The branch main has been updated by kevans:

URL: 
https://cgit.FreeBSD.org/src/commit/?id=8a5ceebece0311bc41180b3ca0ce7237def1e253

commit 8a5ceebece0311bc41180b3ca0ce7237def1e253
Author:     Kyle Evans <kev...@freebsd.org>
AuthorDate: 2025-08-08 04:26:51 +0000
Commit:     Kyle Evans <kev...@freebsd.org>
CommitDate: 2025-08-08 04:26:51 +0000

    kern: disallow user scheduling/debugging/signalling of jailed procs
    
    Currently, jails are generally ignored when determining whether the
    current process/thread can take action upon another, except to determine
    if the target's jail is somewhere in the source's hierarchy.

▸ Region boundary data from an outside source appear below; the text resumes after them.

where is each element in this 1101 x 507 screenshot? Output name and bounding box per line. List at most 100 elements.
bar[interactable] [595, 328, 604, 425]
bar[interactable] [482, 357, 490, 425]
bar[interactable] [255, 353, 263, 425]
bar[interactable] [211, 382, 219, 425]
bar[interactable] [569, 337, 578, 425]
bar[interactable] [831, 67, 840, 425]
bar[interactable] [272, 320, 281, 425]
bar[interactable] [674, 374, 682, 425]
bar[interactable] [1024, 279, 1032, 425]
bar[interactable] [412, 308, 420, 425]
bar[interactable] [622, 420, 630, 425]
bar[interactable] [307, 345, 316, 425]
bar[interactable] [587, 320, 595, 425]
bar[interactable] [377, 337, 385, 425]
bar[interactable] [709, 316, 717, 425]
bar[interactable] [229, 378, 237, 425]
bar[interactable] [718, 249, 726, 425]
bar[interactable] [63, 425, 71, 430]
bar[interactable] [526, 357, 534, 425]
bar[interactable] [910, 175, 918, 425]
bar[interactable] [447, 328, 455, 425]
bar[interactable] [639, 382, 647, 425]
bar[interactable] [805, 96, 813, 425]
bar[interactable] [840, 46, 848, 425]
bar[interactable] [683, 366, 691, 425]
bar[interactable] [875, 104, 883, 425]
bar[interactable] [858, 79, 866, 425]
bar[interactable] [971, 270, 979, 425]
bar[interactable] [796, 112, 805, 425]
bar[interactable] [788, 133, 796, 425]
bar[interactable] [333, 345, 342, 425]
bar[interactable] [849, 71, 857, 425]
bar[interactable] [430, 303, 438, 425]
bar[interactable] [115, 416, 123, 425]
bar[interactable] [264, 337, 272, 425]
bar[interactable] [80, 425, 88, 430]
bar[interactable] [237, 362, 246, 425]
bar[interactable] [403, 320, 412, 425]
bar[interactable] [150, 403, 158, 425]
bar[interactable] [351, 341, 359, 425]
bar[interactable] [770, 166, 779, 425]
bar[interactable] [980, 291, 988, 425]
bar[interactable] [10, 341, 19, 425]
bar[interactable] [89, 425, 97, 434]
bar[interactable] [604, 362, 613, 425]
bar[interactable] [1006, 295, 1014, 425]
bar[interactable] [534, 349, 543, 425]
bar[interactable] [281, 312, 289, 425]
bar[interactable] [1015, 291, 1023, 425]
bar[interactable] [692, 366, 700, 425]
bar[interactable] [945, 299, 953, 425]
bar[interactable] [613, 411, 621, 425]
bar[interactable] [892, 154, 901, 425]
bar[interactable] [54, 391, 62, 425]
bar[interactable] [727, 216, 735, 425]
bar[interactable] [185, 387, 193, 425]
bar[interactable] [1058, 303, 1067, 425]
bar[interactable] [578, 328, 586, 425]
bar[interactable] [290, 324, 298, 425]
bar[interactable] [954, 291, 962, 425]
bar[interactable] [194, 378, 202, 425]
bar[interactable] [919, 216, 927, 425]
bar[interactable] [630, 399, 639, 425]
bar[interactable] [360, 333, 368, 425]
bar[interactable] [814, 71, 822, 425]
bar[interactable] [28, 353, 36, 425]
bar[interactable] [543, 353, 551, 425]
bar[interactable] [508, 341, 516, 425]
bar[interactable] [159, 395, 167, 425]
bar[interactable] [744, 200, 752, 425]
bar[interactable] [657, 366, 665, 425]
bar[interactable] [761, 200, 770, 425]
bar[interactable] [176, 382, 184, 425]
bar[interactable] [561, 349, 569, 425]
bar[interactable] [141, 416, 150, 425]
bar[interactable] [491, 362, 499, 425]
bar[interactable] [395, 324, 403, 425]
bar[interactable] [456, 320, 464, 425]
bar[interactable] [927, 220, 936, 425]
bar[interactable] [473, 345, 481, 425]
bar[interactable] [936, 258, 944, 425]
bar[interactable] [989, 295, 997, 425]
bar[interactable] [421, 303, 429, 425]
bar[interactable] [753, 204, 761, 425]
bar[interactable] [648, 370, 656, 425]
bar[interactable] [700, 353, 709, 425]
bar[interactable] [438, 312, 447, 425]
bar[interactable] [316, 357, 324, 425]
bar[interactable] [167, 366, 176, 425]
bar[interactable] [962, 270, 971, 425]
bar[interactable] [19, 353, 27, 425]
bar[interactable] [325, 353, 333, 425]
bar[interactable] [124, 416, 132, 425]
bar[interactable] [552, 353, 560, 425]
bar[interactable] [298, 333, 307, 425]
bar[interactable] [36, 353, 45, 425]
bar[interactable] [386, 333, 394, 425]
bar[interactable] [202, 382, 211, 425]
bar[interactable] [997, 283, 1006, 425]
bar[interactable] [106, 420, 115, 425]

Notably,
    uid 1001 in a jail (including prison0) can take action upon a process
    run by uid 1001 inside of a subordinate jail by default.
    
    While this could be considered a feature at times, it is a scenario
    that really should be deliberately crafted; there is no guarantee that
    uid 1001 in the parent jail is at all related to uid 1001 in a
    subordinate.
    
    This changes introduces three new privileges that grant a process
    this kind of insight into other jails:
    
    - PRIV_DEBUG_DIFFJAIL
    - PRIV_SCHED_DIFFJAIl
    - PRIV_SIGNAL_DIFFJAIL
    
    These can be granted independently or in conjunction with the
    accompanying *_DIFFCRED privileges, i.e.:
    
    - PRIV_DEBUG_DIFFCRED alone will let uid 1001 debug uid 1002, but
      PRIV_DEBUG_DIFFJAIL is additionally needed to let it debug uid 1002
      in a jail.
    
    - PRIV_DEBUG_DIFFJAIL alone will let uid 1001 debug uid 1001 in a jail,
      but will not allow it to debug uid 1002 in a jail.
    
    Note that security.bsd.see_jail_proc can be used for similar effects,
    but does not prevent a user from learning the pid of a jailed process
    with matching creds and signalling it or rescheduling it (e.g., cpuset).
    Debugging is restricted by visibility in all cases, so that one is less
    of a concern.
    
    This change adds a new jail(8) parameter for the parent to indicate on
    a per-jail basis if its users are open to being tampered with by the
    parent's unprivileged users: allow.unprivileged_parent_tampering.  This
    is disabled by default, but may be enabled to bypass the new priv(9)
    checks in some scenarios where the functionality is useful.  For
    development setups that involve regularly debugging jailed processes
    from outside the jail, consider adding a default
    `allow.unprivileged_parent_tampering;` to your /etc/jail.conf.
    
    This may get MFC'd in the future with the default flipped to preserve
    pre-existing behavior but allow opt-in for the new position sooner.
    
    Reviewed by:    jamie
    Differential Revision:  https://reviews.freebsd.org/D51645
---
 sys/kern/kern_jail.c | 10 ++++++++++
 sys/kern/kern_prot.c | 56 ++++++++++++++++++++++++++++++++++++++++++++++++++++
 sys/sys/jail.h       |  9 ++++++---
 sys/sys/priv.h       |  3 +++
 usr.sbin/jail/jail.8 |  8 +++++++-
 5 files changed, 82 insertions(+), 4 deletions(-)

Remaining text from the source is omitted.